While getting a lung from a smoker was better than not receiving one at all, it still was not as beneficial as receiving a lung from a non-smoker. The three-year survival rate for recipients of lungs transplanted from smokers was lower than for recipients of lungs from non-smokers, ABC News reports. Recipients of smokers’ lungs also had more complications. The study included 1,295 lung transplant recipients, 39 percent of whom received lungs from people who had previously smoked.

The findings support a policy of transplanting lungs from people who have smoked, the researchers said. “Donors with positive smoking histories provide nearly 40 percent of the lungs available for transplantation,” they wrote in The Lancet. “Rejection of this donor-organ resource would increase waiting-list mortality and is ill advised.”

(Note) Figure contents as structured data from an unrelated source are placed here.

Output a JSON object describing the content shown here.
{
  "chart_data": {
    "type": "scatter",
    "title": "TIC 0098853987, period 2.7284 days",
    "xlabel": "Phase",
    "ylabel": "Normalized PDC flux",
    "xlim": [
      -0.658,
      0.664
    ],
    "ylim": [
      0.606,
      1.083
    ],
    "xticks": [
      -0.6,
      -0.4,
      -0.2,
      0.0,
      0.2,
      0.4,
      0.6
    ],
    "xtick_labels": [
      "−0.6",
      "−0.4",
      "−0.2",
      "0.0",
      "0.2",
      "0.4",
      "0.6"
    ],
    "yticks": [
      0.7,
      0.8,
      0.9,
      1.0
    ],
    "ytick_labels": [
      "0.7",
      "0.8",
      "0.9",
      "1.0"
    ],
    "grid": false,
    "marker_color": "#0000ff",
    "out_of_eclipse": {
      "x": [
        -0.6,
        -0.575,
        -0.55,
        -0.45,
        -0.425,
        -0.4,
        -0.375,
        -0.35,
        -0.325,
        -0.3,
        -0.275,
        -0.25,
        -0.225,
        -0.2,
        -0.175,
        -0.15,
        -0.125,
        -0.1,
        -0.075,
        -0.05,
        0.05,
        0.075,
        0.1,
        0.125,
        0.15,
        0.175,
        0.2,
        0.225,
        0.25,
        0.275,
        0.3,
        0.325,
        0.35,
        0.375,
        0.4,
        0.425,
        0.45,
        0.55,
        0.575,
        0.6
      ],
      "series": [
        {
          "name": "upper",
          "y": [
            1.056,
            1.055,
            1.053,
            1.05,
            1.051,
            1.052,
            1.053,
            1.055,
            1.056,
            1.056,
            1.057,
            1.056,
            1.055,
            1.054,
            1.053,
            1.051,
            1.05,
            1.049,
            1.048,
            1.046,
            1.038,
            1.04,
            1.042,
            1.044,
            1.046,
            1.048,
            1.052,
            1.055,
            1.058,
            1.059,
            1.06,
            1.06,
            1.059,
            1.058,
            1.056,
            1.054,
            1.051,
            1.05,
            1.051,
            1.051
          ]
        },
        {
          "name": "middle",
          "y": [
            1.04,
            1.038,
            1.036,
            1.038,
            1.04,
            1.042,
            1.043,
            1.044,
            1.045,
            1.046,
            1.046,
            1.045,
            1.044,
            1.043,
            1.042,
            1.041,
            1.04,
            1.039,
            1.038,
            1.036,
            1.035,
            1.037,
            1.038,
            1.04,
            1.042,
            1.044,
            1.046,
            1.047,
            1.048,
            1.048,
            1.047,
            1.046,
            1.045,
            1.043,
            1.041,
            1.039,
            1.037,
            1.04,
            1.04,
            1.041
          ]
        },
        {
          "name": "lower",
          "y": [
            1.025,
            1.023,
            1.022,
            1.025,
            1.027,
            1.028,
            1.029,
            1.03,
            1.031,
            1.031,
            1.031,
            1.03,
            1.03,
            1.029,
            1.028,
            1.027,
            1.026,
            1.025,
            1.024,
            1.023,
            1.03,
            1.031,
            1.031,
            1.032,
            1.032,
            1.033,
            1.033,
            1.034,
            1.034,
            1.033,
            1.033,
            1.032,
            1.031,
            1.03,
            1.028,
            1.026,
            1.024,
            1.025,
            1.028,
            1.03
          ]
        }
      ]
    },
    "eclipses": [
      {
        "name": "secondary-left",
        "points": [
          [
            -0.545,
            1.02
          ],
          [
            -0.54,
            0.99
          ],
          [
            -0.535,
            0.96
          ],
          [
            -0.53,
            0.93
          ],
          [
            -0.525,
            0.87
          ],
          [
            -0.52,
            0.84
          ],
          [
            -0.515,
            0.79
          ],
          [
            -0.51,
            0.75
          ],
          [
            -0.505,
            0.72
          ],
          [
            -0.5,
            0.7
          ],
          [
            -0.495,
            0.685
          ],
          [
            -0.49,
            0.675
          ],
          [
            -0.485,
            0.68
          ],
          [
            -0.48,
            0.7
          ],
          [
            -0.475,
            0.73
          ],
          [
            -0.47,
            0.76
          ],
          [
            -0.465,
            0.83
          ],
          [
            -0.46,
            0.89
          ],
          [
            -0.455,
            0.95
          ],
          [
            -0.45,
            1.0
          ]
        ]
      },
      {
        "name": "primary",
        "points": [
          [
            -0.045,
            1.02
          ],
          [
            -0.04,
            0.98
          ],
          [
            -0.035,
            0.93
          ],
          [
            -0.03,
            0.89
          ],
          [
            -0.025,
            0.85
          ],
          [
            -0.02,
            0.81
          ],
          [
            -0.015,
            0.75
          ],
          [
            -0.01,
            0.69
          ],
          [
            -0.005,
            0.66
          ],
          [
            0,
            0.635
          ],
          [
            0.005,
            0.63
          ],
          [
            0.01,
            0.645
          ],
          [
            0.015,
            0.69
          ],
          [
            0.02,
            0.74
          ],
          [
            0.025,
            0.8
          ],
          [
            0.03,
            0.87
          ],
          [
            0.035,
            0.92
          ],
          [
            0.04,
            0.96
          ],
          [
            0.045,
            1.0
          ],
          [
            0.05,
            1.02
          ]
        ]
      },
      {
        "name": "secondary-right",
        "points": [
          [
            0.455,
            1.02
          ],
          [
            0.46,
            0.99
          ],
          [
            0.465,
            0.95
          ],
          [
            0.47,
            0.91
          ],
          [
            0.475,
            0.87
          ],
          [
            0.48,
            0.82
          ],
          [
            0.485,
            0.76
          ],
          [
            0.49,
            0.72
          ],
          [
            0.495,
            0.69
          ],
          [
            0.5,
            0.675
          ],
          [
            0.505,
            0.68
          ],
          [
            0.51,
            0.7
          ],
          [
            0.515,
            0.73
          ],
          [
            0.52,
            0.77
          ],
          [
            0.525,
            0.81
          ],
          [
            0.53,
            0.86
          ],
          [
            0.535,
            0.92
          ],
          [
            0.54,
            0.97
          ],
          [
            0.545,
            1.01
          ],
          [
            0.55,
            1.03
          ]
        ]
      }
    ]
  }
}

In an editorial accompanying the study, Drs. Marcelo Cypel and Shaf Keshavjee of the Toronto Lung Transplant Program said techniques that can preserve and repair lungs damaged by certain diseases could increase the safety and effectiveness of available lungs. They explain that the United Network for Organ Sharing, which manages the United States’ organ transplant system, has instituted a system designed to make better use of available lungs, and to reduce the number of people who die while waiting for a transplant.

Each person on the waiting list receives a score that indicates how severely ill they are and how likely it is that a transplant will succeed. The scores are used to determine who should receive priority once a lung becomes available. This program “reduced mortality of patients on the waiting list without a substantial increase in lung donors,” they wrote.